10. A manifestação do Supremo Tribunal Federal (STF). O STF, ao revogar o Art. 29, da Medida Provisória 927, que estabelecia que “os casos de contaminação pelo coronavírus (covid-19) não serão considerados ocupacionais, exceto mediante comprovação do nexo causal”, inverte o ônus da prova, que deixa de ser obrigação da vítima(6) . Outra questão legal importante é a revogação da Medida Provisória 905/19, que havia extinguido o acidente de percurso (7) . Como consequência, a eventual contaminação ocorrida durante o deslocamento, principalmente se usado o transporte coletivo, pode gerar presunção de nexo causal.
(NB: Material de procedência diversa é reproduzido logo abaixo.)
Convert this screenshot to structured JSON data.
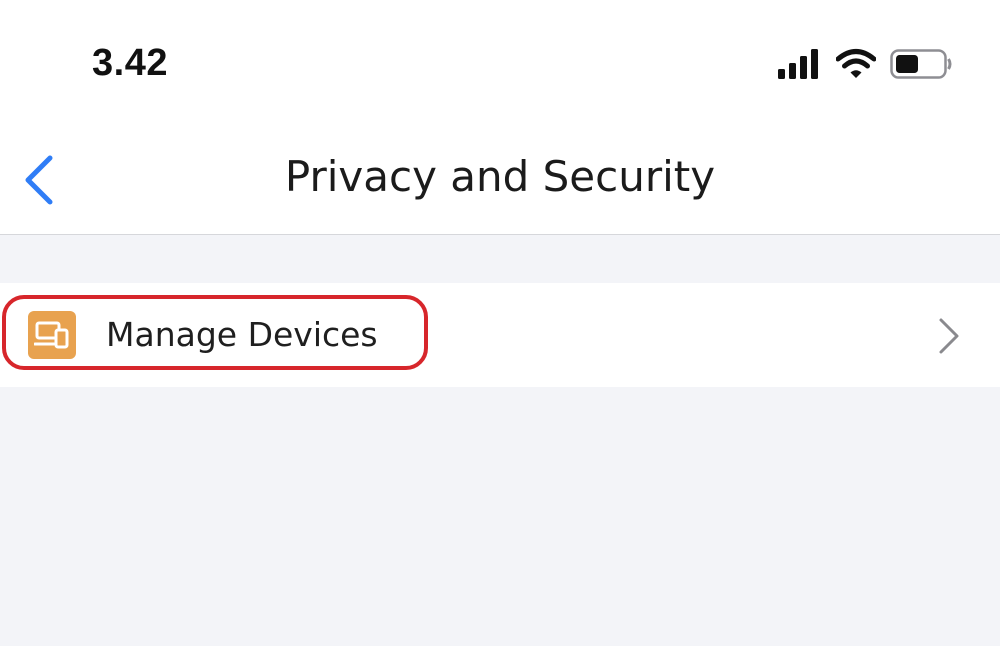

11. Implicações do reconhecimento da Covid-19 como doença ocupacional. O reconhecimento da Covid-19 como doença relacionada ao trabalho auxilia no reconhecimento do processo de trabalho como fonte de infecção e adoecimento, independentemente da existência de vínculo empregatício formal. Assim, todos os casos de Covid-19 em pessoas que saiam de casa para trabalhar devem ser notificados ao SUS como doença relacionada ao trabalho. Aos servidores públicos e aos trabalhadores do setor privado são devidos direitos de diferentes ordens, e por isso devem ter suas doenças registradas como relacionadas ao trabalho nos órgãos previdenciários, por meio dos instrumentos definidos em cada caso. Aos trabalhadores contribuintes do Seguro de Acidente do Trabalho (SAT), do Instituto Nacional do Seguro Social (INSS), são devidos um ano de estabilidade no emprego, nos casos que ensejarem afastamento por mais de 15 dias, e recolhimento do fundo de garantia durante o período de inatividade laboral, além de ter o tempo considerado para fins de aposentadoria. Assim, esses trabalhadores devem ter a Comunicação de Acidente do Trabalho (CAT), nos casos de suspeita ou doença confirmada, preferencialmente com diagnóstico de Covid-19, com os códigos a seguir: U07.1 – Covid-19, vírus identificado ou U07.2 Covid-19, vírus não identificado (OMS, 2020a).

12. O justo reconhecimento pelo risco aumentado. O inequívoco aumento do risco de contaminação pelo vírus, decorrente da obrigação de se trabalhar fora dos limites da própria residência, que acomete os trabalhadores submetidos a esta situação, e as características do SARS-Cov 2 e sua forma de disseminação, são suficientes para que se presuma que o adoecimento pela Covid-19 está relacionado ao trabalho, cabendo o ônus da prova àqueles que defenderem o contrário. Aos trabalhadores acometidos devem ser garantidos todos os direitos legais decorrentes desse reconhecimento.

São Paulo, 15/05/2020

Por:

Maria Maeno: Médica/USP, Mestre e Doutora em Saúde Pública/USP. Pesquisadora em Saúde do Trabalhador.

José Carlos do Carmo: Médico/USP, Mestre em Saúde Pública/USP. Especialização em Medicina do Trabalho.